Malice is the phase of planning revenge. It more firmly establishes the desire to commit an evil against someone.
Blasphemy and filthy communication are the verbal expressions of a heart poisoned by sin.
Each of the above steps can be seen in the fall of Lucifer.
● His heart was lifted up because of his beauty (Ezekiel 28:17). This caused him to contemplate his next steps.
● He wanted to be like God (Isaiah 14:1215) At this point his plan was beginning to formulate.
● Iniquity was found in him and he was cast down from favor (Ezekiel 28:15). The consequences of his sinful thoughts led to his fall.
● Evil was manifested in the Garden of Eden and magnified with the corruption of man.

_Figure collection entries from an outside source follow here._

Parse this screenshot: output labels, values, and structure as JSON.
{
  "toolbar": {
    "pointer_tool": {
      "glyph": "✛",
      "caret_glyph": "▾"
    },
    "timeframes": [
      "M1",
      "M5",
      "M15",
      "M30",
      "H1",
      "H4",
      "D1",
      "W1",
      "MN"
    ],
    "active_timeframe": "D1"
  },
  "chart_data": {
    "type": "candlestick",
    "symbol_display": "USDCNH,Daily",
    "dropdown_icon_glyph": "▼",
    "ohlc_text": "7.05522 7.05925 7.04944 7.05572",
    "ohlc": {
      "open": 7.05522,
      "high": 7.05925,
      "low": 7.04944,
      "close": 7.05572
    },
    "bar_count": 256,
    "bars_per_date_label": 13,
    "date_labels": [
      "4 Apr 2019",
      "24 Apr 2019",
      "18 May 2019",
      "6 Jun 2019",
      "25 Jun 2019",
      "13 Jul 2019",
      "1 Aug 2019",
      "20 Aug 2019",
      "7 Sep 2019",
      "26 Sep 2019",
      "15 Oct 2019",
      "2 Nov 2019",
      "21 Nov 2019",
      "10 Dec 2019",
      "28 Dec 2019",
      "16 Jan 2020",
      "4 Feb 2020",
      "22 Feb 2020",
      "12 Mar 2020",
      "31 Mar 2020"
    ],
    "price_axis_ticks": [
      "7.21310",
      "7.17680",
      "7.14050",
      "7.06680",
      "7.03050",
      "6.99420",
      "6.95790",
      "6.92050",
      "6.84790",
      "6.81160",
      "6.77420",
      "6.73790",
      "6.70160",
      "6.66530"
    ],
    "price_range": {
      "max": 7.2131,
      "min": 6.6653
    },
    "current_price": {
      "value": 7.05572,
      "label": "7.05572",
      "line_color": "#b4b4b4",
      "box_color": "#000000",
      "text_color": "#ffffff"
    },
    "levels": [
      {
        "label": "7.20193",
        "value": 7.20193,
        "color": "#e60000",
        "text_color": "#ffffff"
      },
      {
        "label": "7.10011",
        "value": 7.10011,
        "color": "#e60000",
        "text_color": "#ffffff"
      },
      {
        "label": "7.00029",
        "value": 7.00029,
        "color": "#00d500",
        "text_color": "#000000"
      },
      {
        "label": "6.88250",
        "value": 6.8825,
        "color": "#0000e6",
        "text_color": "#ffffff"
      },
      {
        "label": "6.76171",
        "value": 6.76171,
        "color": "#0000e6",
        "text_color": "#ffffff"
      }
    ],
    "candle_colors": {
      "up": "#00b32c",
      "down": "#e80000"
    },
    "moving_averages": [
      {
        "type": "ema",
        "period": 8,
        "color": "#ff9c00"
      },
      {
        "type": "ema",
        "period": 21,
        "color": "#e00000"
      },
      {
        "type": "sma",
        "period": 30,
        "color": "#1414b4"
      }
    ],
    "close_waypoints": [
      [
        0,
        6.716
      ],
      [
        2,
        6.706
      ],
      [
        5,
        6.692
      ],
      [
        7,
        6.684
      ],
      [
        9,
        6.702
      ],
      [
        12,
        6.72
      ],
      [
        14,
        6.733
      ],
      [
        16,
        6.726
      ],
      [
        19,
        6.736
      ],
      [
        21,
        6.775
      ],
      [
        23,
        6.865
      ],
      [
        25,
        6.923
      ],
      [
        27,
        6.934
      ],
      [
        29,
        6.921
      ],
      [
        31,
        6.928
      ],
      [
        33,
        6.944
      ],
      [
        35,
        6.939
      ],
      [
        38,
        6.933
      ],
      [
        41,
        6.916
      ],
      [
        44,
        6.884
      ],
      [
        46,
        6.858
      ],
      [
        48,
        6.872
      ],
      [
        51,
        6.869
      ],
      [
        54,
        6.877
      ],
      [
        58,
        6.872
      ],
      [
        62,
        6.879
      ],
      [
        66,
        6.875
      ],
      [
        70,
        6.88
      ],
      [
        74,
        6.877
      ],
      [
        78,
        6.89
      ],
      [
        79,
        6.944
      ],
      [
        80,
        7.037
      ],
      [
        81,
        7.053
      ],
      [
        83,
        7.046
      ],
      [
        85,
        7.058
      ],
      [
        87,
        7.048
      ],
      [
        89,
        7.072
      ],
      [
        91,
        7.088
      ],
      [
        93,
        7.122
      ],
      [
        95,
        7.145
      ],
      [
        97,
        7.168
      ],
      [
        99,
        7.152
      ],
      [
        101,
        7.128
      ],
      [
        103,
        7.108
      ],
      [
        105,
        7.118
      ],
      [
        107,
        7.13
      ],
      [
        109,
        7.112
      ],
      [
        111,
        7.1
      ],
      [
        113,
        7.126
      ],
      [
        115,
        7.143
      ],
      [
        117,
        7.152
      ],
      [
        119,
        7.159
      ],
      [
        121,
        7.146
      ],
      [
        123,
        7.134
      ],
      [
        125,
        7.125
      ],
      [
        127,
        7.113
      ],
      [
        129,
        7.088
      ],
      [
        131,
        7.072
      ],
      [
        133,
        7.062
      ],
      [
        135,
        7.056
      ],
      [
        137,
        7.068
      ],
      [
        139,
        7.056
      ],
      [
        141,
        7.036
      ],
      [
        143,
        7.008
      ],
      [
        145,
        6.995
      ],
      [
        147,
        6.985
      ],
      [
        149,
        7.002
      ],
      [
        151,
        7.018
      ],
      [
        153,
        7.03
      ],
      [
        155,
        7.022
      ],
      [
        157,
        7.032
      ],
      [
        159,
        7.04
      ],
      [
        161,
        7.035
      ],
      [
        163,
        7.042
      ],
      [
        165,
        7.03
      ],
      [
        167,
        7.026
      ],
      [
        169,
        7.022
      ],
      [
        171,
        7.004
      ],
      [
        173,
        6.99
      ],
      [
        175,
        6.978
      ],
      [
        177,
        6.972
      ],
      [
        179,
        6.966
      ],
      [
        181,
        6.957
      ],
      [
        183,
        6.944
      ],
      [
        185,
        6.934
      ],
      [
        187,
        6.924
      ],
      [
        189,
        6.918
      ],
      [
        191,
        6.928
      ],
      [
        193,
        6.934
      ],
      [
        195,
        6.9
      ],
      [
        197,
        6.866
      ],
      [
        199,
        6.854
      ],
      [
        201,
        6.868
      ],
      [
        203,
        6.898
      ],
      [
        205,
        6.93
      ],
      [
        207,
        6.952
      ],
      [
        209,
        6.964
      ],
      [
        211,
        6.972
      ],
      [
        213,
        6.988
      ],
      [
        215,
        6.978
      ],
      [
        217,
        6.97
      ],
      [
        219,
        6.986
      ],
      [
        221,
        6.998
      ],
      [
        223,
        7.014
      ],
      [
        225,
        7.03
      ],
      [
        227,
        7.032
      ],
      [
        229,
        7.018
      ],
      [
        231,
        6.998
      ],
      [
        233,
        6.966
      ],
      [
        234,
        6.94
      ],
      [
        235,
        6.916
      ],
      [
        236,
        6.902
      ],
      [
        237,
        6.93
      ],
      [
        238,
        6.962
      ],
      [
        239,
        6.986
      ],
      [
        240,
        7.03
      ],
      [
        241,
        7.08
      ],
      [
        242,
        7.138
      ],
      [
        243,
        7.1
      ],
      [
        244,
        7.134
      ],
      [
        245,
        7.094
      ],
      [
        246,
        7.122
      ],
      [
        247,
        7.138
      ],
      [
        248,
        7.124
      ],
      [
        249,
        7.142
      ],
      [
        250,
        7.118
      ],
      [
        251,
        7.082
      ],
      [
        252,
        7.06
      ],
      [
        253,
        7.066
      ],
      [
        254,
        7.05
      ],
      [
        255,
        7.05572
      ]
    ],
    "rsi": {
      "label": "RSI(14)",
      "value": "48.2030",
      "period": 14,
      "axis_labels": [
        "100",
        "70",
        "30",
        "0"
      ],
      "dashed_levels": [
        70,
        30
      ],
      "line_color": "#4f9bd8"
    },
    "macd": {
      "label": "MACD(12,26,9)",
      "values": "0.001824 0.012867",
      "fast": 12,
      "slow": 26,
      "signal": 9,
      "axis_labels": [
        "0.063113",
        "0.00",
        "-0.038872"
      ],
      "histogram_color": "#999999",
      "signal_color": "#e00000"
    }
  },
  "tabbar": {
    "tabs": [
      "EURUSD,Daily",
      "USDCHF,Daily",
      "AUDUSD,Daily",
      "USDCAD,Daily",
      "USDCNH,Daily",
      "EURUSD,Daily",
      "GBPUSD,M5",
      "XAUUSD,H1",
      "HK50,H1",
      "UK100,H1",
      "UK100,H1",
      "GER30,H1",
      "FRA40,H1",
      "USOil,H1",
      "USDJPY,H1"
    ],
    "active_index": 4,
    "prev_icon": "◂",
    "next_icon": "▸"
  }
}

Brother Russell wrote, “The Spirit or disposition of murder is the spirit or disposition of the adversary, who was the first murderer” (R3928). We should each guard our hearts, and never allow the downward spiral to take shape. As our Lord said, this can lead the child of God to commit murder and ultimately lead to second death.
Even Jesus experienced anger when he overturned the tables of the moneychangers in the temple. So, there are occasions when anger is justifiable. However, because of our inherent sinful nature, our judgment, which led to the anger, may be wrong or our anger inappropriately expressed. It is wise to be cautious in this area.
We should hate sin in all its forms, hating even the garment spotted by the flesh (Jude 1:23). But we should search our hearts to see if our anger is justified. Is it leading to a helpful disposition and desire to lift up the one who has angered us? If this is the case, our anger can lead to a positive conclusion.
The best course to follow is well described in R787. “While God announces his anger, and shows its justice, he bids us beware of it, lest, because of our fallen condition, we err in judgment. We therefore, recognizing ourselves as imperfect in judgment, are admonished to leave it for Him who cannot err, and who says, ‘Vengeance is mine I will repay’ (Romans 12:19).”
1 John 3:14-16 provides an insight into spiritual murder, and the main element that can defeat it: Love. “We know that we have passed from death unto life because we love the brethren. He that loveth not his brother abideth in death. Whosoever hateth his brother is a murderer: and ye know that no murderer hath eternal life abiding in him. Hereby perceive we the love of God, because he laid down his life for us: and we ought to lay down our lives for the brethren.”
Hate implies an emotional loathing, often coupled with enmity or malice. The apostle says that if this heart condition is persisted in, it may lead to the loss of eternal life. The apostle describes how a lack of love can be manifested. “But whoso hath this world’s good, and seeth his brother have need, and shutteth up his bowels of compassion from him, how dwelleth the love of God in him?” (1 John 3:17). The positive side of this is to have compassion and mercy in the way we treat others.
This reveals that the love of God has taken root in our hearts. God judges His people not according to what they can accomplish, but by their heart intent (R423). So, let our intentions be motivated by love. “And above all things have fervent charity (love) among yourselves: for love covers a multitude of sins” (1 Peter 4:8).
The simple command, “Thou shalt not murder,” has important supporting principles: Human life is sacred. Only God can give life and no one should take it away unjustly. Sin begins in the heart and should be recognized in the early stages of development. Thoughts have consequences and must be controlled. Hatred and unjustified anger are considered by God to be murder.
These principles were contained in the sixth commandment, but more clearly magnified by our Lord and the apostles. Let us love in word and in deed so we may attain eternal life and honor the giver of all life.